Currently, I have a number (~1000) of x
samples proposed from some distribution that is cheap to sample and evaluate (e.g. uniform or Gaussian), and I can evaluate each p(x)
easily. I roughly know the bounds of where p(x)
are "high". My idea for evaluating the entropy is either:
- fit a GMM to the weighted samples, then estimate the entropy of the GMM
- duplicate the sampled
x
according to their probability, then estimate the entropy of the samples using KDE methods
For option 1, I would like to not specify the number of GMM components.
sklearn
has the Dirichlet Process Gaussian Mixture Model which has the intended behavior, but there is no API to fit to weighted samples. There is an open pull request for doing so: https://github.com/scikit-learn/scikit-learn/pull/17130- This standalone repository https://github.com/ktrapeznikov/dpgmm may be what I need - I will update this question after testing it (edit: it's out of date and refers to sklearn internals so it is not usable)
pomegranate
mentioned in a related question: python Fitting weighted data with Gaussian mixture model (GMM) with minimum on covariance seems to have weighted data fitting, but there were major API changes and missing tutorials since 1.0, and there doesn't seem to be an easy way to not set the number of components
For option 2, I will have extra hyperparameters to play around with since some of the sampled x
have very low probability. The difference between the highest and lowest p(x)
may be a factor of 10000
, so finding the greatest common denominator and using that as a weight of 1 (having 1 copy) is likely not feasible. I would need a cutoff p(x)

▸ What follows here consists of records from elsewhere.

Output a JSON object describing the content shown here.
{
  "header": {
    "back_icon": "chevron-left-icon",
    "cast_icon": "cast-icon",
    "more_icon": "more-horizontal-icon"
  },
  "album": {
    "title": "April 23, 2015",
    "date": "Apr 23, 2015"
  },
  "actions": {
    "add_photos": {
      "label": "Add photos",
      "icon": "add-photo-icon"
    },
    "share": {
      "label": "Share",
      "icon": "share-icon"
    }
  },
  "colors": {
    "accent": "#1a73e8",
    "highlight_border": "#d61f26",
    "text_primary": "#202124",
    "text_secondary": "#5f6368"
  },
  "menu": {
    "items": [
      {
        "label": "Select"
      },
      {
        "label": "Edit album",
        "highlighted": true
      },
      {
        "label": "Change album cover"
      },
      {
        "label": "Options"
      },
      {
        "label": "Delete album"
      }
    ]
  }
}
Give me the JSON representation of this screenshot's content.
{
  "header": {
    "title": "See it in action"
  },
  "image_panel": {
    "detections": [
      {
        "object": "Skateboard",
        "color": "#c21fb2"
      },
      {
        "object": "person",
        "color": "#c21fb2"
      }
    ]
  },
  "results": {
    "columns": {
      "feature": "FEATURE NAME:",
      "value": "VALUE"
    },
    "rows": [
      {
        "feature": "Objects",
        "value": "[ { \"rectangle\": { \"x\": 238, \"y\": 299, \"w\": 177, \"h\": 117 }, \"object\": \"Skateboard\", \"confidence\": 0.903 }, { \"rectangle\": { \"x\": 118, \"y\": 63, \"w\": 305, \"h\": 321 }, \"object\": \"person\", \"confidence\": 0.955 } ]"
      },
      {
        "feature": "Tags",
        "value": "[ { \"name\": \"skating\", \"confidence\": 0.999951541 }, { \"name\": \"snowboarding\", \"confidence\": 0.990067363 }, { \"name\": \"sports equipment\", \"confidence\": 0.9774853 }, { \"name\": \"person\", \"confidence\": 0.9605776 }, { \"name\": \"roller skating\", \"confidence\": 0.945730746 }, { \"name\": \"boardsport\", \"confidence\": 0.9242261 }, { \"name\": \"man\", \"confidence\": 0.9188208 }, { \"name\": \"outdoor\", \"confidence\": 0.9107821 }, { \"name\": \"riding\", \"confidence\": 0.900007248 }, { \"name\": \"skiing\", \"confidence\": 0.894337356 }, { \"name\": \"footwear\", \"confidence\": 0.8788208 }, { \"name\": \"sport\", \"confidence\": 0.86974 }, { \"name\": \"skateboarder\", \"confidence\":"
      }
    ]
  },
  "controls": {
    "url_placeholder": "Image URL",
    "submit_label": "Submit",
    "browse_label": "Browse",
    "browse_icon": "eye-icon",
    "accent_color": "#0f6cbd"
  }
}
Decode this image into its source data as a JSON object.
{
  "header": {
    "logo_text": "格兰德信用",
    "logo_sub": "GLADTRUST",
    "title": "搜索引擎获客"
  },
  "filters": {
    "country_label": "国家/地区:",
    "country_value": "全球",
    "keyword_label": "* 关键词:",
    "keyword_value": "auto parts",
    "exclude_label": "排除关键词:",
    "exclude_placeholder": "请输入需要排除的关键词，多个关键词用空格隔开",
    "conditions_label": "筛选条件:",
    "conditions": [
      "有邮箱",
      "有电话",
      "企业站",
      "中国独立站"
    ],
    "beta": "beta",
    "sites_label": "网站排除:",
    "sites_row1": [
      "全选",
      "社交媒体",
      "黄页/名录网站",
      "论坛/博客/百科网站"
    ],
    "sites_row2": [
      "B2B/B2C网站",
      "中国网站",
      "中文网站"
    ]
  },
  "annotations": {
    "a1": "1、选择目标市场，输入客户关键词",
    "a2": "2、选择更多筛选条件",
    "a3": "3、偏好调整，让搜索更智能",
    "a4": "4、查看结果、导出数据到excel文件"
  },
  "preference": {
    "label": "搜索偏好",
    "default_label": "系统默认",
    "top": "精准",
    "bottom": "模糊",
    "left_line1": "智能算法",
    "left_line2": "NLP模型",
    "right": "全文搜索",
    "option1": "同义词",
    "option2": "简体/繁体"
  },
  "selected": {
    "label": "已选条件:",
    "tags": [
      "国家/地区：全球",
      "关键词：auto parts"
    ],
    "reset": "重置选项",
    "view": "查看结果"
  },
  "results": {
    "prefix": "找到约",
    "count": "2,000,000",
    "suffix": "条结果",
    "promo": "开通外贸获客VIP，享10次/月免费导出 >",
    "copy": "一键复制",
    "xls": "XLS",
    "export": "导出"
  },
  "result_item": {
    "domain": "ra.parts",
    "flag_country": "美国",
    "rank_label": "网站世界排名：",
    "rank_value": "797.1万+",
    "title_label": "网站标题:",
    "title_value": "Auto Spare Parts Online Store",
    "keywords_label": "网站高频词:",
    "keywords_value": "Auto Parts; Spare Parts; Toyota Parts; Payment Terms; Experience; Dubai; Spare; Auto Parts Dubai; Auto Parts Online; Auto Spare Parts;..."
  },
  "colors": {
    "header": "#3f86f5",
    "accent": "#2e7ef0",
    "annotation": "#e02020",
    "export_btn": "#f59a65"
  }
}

, and even in that case I would increase the size of the set of samples significantly.
scipy.stats
has differential entropy estimation from samples- manual histogram approaches may not be feasible due to
x
being 9 dimensional - lots of options and papers show up in a search, but few implementations
Are option 1 and option 2 equally valid? My intuition is that a GMM can fit p(x)
reasonably well. Do you have any suggestions for implementations for option 1 or 2?